The estimated value of the notes does not represent future values of the notes and may differ from others’ estimates. Different pricing
models and assumptions could provide valuations for the notes that are greater than or less than the estimated value of the notes. In
addition, market conditions and other relevant factors in the future may change, and any assumptions may prove to be incorrect. On
future dates, the value of the notes could change significantly based on, among other things, changes in market conditions, our or
JPMorgan Chase & Co.’s creditworthiness, interest rate movements and other relevant factors, which may impact the price, if any, at
which JPMS would be willing to buy notes from you in secondary market transactions.
The estimated value of the notes is lower than the original issue price of the notes because costs associated with selling, structuring
and hedging the notes are included in the original issue price of the notes. These costs include the selling commissions paid to JPMS
and other affiliated or unaffiliated dealers, the projected profits, if any, that our affiliates expect to realize for assuming risks inherent in
hedging our obligations under the notes and the estimated cost of hedging our obligations under the notes. Because hedging our
obligations entails risk and may be influenced by market forces beyond our control, this hedging may result in a profit that is more or
less than expected, or it may result in a loss. A portion of the profits, if any, realized in hedging our obligations under the notes may be
allowed to other affiliated or unaffiliated dealers, and we or one or more of our affiliates will retain any remaining hedging profits. See
“Selected Risk Considerations — Risks Relating to the Estimated Value and Secondary Market Prices of the Notes The Estimated
Value of the Notes Is Lower Than the Original Issue Price (Price to Public) of the Notes” in this pricing supplement.
Secondary Market Prices of the Notes
For information about factors that will impact any secondary market prices of the notes, see “Risk Factors — Risks Relating to the
Estimated Value and Secondary Market Prices of the Notes Secondary market prices of the notes will be impacted by many
economic and market factors” in the accompanying product supplement. In addition, we generally expect that some of the costs
included in the original issue price of the notes will be partially paid back to you in connection with any repurchases of your notes by
JPMS in an amount that will decline to zero over an initial predetermined period. These costs can include selling commissions,
projected hedging profits, if any, and, in some circumstances, estimated hedging costs and our internal secondary market funding rates
for structured debt issuances. This initial predetermined time period is intended to be the shorter of six months and one-half of the
stated term of the notes. The length of any such initial period reflects the structure of the notes, whether our affiliates expect to earn a
profit in connection with our hedging activities, the estimated costs of hedging the notes and when these costs are incurred, as
determined by our affiliates. See “Selected Risk Considerations — Risks Relating to the Estimated Value and Secondary Market Prices
of the Notes The Value of the Notes as Published by JPMS (and Which May Be Reflected on Customer Account Statements) May
Be Higher Than the Then-Current Estimated Value of the Notes for a Limited Time Period” in this pricing supplement.

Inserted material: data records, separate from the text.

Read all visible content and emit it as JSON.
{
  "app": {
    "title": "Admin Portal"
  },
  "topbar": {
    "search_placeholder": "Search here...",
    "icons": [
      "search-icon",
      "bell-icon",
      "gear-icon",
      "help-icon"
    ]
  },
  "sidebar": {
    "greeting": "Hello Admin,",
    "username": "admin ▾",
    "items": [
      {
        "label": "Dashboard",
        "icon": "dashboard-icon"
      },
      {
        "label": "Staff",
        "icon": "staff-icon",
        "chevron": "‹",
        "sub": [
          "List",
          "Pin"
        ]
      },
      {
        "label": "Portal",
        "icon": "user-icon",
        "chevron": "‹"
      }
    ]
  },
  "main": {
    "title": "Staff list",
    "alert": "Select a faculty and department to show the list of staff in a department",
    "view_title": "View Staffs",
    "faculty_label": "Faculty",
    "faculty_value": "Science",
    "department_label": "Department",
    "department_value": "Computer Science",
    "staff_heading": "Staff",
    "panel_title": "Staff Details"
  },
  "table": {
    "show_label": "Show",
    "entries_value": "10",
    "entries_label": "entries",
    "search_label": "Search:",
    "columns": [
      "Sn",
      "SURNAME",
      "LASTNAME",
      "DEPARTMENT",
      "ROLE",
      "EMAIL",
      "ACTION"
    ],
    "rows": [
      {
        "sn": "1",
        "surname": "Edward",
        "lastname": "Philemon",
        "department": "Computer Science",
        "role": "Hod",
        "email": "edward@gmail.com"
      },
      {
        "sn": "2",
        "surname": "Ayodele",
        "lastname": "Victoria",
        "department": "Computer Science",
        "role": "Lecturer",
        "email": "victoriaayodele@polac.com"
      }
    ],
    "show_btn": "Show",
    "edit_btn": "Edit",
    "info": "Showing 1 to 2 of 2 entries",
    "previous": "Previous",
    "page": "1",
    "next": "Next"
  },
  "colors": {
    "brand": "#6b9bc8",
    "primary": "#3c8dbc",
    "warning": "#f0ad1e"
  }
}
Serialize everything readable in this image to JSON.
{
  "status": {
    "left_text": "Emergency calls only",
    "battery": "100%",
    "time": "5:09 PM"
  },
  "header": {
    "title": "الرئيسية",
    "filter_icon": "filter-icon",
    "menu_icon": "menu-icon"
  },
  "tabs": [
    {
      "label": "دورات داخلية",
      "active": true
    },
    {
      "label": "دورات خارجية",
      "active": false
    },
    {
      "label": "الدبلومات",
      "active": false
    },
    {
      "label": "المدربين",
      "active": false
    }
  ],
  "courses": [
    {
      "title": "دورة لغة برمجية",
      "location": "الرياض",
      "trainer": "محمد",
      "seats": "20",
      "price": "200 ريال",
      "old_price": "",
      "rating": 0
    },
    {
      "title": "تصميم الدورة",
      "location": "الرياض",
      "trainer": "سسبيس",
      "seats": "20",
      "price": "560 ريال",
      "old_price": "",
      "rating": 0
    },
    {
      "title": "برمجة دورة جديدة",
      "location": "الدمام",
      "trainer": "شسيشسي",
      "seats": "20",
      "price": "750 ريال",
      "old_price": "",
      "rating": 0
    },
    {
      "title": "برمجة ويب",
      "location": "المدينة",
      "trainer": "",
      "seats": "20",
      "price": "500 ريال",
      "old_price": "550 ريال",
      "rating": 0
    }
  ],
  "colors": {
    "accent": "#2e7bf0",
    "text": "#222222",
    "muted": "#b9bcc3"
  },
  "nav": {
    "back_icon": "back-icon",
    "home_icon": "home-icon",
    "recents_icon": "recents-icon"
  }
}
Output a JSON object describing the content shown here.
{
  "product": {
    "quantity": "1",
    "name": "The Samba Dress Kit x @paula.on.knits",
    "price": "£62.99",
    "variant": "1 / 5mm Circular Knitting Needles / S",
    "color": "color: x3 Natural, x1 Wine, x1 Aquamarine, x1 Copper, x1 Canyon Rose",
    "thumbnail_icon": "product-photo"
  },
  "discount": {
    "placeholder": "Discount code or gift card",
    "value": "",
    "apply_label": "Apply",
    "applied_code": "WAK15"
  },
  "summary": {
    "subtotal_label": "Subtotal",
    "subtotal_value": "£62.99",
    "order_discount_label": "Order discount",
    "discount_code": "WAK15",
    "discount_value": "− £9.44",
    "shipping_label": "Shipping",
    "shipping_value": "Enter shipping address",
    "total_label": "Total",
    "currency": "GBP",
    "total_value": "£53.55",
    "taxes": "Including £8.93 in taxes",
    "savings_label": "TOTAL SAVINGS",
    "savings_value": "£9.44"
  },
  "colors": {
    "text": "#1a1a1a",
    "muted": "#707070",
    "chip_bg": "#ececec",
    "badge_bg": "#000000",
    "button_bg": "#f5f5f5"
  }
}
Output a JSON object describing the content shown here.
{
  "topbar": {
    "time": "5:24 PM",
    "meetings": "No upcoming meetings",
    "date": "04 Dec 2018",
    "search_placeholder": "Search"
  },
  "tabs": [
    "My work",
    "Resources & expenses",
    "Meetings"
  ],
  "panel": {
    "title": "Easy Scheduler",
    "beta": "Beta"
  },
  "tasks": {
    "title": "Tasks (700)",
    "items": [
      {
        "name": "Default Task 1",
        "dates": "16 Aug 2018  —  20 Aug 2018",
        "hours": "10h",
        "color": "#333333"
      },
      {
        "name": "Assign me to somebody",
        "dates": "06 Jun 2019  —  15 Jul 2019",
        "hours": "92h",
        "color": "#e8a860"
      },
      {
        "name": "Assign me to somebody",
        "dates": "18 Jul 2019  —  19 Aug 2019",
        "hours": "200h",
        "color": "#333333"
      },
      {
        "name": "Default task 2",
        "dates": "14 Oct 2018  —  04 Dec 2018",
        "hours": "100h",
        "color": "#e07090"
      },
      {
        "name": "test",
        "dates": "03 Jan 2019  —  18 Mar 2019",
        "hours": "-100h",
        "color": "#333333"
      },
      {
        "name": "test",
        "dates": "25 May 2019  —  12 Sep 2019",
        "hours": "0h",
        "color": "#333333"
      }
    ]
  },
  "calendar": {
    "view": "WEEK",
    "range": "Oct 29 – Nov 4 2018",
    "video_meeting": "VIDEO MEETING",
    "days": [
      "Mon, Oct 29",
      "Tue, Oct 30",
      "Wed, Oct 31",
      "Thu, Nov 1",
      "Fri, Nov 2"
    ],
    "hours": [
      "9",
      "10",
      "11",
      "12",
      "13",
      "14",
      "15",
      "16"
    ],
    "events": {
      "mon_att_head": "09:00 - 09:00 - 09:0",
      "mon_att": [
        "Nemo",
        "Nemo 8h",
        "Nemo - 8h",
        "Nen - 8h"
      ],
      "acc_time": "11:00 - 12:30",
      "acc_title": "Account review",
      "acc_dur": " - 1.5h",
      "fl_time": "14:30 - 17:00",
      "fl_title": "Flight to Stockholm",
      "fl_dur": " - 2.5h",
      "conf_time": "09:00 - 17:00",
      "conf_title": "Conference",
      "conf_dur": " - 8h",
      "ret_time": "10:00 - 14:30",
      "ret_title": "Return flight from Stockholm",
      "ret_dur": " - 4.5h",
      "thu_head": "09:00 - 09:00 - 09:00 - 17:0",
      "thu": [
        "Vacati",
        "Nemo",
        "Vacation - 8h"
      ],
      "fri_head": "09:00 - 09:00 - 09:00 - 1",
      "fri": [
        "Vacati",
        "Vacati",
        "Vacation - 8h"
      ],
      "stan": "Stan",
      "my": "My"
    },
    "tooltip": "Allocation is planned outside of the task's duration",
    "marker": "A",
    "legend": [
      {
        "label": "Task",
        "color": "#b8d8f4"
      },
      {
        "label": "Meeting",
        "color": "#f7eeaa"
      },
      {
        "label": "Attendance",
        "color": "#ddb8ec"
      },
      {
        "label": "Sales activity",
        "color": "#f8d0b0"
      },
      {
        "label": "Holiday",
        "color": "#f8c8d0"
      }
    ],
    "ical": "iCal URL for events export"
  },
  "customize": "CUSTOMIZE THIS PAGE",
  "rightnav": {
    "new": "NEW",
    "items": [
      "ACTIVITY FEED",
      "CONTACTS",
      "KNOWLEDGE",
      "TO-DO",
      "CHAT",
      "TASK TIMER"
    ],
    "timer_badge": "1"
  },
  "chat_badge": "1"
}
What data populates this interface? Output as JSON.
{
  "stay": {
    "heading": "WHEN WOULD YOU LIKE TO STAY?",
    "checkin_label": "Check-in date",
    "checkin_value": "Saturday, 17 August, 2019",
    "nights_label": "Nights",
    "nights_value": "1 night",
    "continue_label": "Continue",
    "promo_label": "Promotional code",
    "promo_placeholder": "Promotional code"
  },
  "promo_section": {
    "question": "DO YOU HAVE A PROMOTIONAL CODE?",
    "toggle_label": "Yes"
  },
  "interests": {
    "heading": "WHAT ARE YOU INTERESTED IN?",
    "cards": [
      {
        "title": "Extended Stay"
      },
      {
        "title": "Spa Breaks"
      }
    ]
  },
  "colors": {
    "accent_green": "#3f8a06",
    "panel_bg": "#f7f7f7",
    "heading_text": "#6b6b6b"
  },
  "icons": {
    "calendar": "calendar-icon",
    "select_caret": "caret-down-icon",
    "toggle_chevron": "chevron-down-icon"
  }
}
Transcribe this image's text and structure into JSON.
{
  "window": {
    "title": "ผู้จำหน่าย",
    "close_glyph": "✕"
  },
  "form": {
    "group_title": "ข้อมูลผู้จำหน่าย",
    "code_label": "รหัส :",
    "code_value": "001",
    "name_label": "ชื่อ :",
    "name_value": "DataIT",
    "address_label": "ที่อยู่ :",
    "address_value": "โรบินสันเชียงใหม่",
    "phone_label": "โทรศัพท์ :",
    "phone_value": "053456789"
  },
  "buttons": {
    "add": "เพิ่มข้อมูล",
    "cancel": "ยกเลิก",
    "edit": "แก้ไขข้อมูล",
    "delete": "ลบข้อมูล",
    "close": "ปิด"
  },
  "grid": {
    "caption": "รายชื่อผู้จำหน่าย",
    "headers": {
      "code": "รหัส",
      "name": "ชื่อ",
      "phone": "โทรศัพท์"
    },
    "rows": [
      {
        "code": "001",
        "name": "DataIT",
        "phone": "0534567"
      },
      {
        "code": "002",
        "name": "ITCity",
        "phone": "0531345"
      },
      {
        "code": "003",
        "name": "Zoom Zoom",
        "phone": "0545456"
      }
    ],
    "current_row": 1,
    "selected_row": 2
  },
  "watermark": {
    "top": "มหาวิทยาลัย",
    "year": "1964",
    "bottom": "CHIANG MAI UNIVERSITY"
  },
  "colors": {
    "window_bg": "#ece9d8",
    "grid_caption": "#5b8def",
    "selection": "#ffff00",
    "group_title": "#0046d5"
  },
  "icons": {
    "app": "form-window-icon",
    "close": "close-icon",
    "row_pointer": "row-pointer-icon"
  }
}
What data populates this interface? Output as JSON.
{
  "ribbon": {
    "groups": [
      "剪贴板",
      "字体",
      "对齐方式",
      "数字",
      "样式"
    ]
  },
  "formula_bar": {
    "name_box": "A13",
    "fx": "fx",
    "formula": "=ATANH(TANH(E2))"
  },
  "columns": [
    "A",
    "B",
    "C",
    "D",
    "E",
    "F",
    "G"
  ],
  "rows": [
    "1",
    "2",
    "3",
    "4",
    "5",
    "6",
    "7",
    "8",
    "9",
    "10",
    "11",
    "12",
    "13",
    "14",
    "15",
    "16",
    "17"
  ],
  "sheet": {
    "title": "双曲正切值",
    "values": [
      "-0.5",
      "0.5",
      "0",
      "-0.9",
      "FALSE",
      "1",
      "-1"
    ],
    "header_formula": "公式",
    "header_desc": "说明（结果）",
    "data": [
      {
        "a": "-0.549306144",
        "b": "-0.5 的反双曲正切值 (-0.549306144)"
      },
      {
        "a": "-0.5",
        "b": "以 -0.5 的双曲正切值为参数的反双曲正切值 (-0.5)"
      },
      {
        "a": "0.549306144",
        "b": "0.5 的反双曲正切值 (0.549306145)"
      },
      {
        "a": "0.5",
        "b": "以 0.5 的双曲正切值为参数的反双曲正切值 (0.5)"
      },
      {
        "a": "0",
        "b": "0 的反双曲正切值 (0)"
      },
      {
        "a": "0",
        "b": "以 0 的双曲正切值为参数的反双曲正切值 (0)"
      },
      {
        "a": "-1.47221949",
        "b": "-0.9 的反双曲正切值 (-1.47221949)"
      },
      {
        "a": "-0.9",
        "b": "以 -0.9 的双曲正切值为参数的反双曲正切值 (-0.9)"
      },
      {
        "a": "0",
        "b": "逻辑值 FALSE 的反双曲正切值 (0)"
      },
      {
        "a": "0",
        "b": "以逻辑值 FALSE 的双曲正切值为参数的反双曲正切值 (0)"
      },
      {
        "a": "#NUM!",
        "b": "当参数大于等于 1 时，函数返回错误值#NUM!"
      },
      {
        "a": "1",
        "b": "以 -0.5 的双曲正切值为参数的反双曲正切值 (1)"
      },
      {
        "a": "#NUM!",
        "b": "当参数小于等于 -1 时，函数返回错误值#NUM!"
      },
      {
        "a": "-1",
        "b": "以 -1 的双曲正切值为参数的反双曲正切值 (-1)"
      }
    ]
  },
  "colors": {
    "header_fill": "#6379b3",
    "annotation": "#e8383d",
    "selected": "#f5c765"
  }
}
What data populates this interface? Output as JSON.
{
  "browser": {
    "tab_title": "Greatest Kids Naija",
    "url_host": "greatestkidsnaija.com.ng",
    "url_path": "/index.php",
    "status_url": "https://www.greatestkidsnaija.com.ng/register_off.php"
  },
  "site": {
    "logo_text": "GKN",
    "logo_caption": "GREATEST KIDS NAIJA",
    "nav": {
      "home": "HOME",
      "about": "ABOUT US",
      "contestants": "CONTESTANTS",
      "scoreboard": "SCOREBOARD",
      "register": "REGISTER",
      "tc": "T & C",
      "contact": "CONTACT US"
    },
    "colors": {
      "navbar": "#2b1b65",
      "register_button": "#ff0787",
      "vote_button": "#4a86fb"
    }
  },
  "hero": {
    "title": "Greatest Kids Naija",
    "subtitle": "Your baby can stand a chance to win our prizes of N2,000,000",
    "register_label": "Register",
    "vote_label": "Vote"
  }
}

Supplemental Use of Proceeds
The notes are offered to meet investor demand for products that reflect the risk-return profile and market exposure provided by the
notes. See Hypothetical Payout Profile and How the Notes Work in this pricing supplement for an illustration of the risk-return profile
of the notes and “The Basket in this pricing supplement for a description of the market exposure provided by the notes.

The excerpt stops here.